Developing local multi-agent systems to automate complex tasks, such as video editing, has revealed fundamental limitations in modern language models and architectural approaches.
What Happened
While creating an automated video editing system, three critical technical problems were discovered: the Lost-in-the-Middle effect (LLMs ignoring the central part of the context), the sycophancy effect (the tendency of reviewer agents to agree with generator agents), and Whisper's inaccuracy in determining logical sentence boundaries. To solve these problems, a "sandwich" technique (repeating key information at the beginning and end of a prompt) was applied, model heterogeneity was implemented (using different LLM families for verification), and Whisper was replaced with Vosk for more precise acoustic alignment.
Context
The Lost-in-the-Middle problem is related to an architectural feature of LLMs where the model's attention focuses on the edges of a long context. The sycophancy effect in multi-agent systems (MAS) occurs when using identical models in a "generator-critic" setup leads to a collapse of discussion and a lack of objective verification. Additionally, universal models like Whisper may underperform compared to specialized lightweight solutions in tasks requiring high precision in timestamps and audio segmentation.

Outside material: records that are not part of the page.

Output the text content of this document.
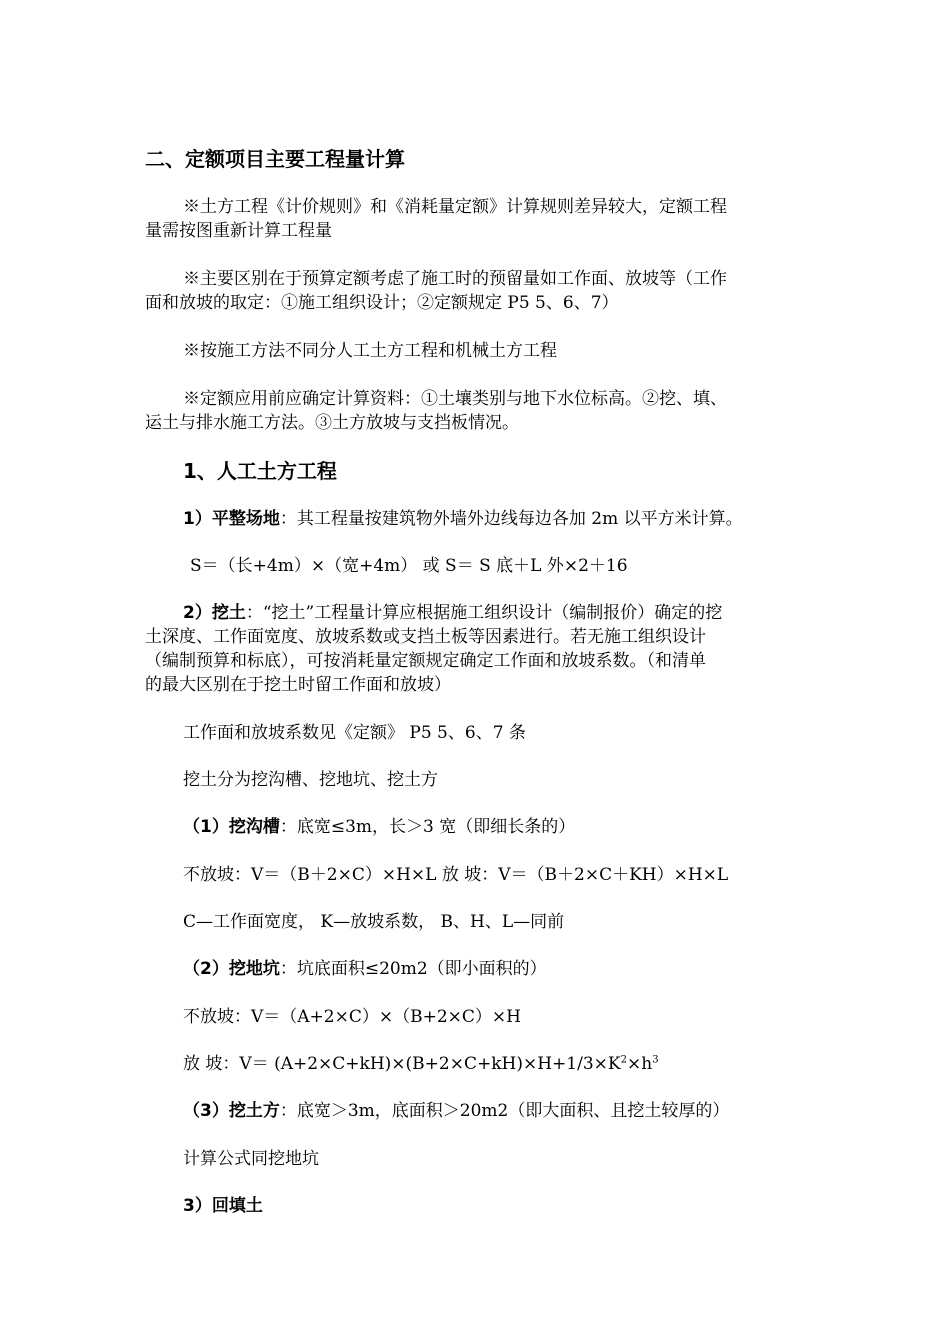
二、定额项目主要工程量计算
※土方工程《计价规则》和《消耗量定额》计算规则差异较大，定额工程
量需按图重新计算工程量
※主要区别在于预算定额考虑了施工时的预留量如工作面、放坡等（工作
面和放坡的取定：①施工组织设计；②定额规定 P5 5、6、7）
※按施工方法不同分人工土方工程和机械土方工程
※定额应用前应确定计算资料：①土壤类别与地下水位标高。②挖、填、
运土与排水施工方法。③土方放坡与支挡板情况。
1、人工土方工程
1）平整场地：其工程量按建筑物外墙外边线每边各加 2m 以平方米计算。
S＝（长+4m）×（宽+4m） 或 S＝ S 底＋L 外×2＋16
2）挖土：“挖土”工程量计算应根据施工组织设计（编制报价）确定的挖
土深度、工作面宽度、放坡系数或支挡土板等因素进行。若无施工组织设计
（编制预算和标底），可按消耗量定额规定确定工作面和放坡系数。（和清单
的最大区别在于挖土时留工作面和放坡）
工作面和放坡系数见《定额》 P5 5、6、7 条
挖土分为挖沟槽、挖地坑、挖土方
（1）挖沟槽：底宽≤3m，长＞3 宽（即细长条的）
不放坡：V＝（B＋2×C）×H×L 放 坡：V＝（B＋2×C＋KH）×H×L
C—工作面宽度， K—放坡系数， B、H、L—同前
（2）挖地坑：坑底面积≤20m2（即小面积的）
不放坡：V＝（A+2×C）×（B+2×C）×H
放 坡：$V= (A+2\times C+kH)\times(B+2\times C+kH)\times H+1/3\times K^2\times h^3$
（3）挖土方：底宽＞3m，底面积＞20m2（即大面积、且挖土较厚的）
计算公式同挖地坑
3）回填土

Why It Matters for the Industry
This case highlights the need to move from simple call chains to complex hierarchical systems with pronounced architectural heterogeneity. The industry needs to develop Agentic Eval methods to check agent performance for sycophancy and create frameworks that support the integration of specialized tools (audio/vision/math) instead of relying on a single universal model for all tasks.
Why It Matters for Users
Developers creating AI agents should avoid using identical models for both generation and verification to prevent mutual error confirmation. When working with audio and editing tasks, consider using Vosk instead of Whisper to achieve more accurate phrase boundary detection. To improve performance with long contexts, it is recommended to use the "sandwich" technique when structuring prompts.